Margot was a loving mother and doting grandmother whose gifts and care packages were eagerly awaited by her grandchildren in Mexico and London. She was an active participant in the upbringing of her grandchildren in Mexico, who she visited annually at their family home and ranch in a Zapotec indigenous village in a rural area of the State of Oaxaca in Southern Mexico. She loved traveling around Oaxaca with her grandchildren to destinations including the historic colonial capital and the tropical Pacific Coast.

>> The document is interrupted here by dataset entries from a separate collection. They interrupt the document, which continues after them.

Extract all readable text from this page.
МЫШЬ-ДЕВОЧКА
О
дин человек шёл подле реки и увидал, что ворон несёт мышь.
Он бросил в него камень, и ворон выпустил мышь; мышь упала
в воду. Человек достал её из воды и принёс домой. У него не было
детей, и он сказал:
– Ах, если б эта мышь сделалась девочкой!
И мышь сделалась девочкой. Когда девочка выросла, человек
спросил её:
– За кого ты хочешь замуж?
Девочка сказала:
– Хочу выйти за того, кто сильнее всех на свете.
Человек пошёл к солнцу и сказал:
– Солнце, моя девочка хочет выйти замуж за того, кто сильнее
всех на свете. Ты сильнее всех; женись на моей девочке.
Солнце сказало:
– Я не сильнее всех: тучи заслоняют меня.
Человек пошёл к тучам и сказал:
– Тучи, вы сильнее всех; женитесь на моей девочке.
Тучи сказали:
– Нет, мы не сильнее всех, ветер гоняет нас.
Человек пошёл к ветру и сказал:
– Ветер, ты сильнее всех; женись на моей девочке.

Thanks to her support and encouragement, her eldest grandchild, Floriana Rapoport Flores, graduated college with a degree in forensic science and is now working at the Inter-American Commission on Human Rights, an agency of the Organization of American States.
In her later years she was a regular visitor to the East Bay Regional Parks, the Berkeley Marina and the shoreline of West Contra Costa County, where she liked to walk and picnic with her son Jonathan.
She spent most of her last months at her home in Berkeley with her family visiting her and helping her. She loved Berkeley and California. Margot liked to say, “California is where God would want to live if he had the money.”
Margot is survived by her two children, Jonathan and Elizabeth Rapoport; her siblings, Liz Lind, Georganne Foss, Anna Shughart and George Lind; her London grandchildren, Anabelle, Theodore and Georgia Airey; and her grandchildren in Mexico, Floriana Rapoport Flores and Jonathan Jorge Rapoport Flores, as well as their two half-sisters who she loved as her own grandchildren, Margarita Flores and Carolina Flores.
A celebration of life will take place at 2 p.m. on Sunday, Oct. 23, at the Veterans Memorial Building located at 1931 Center St. in Berkeley.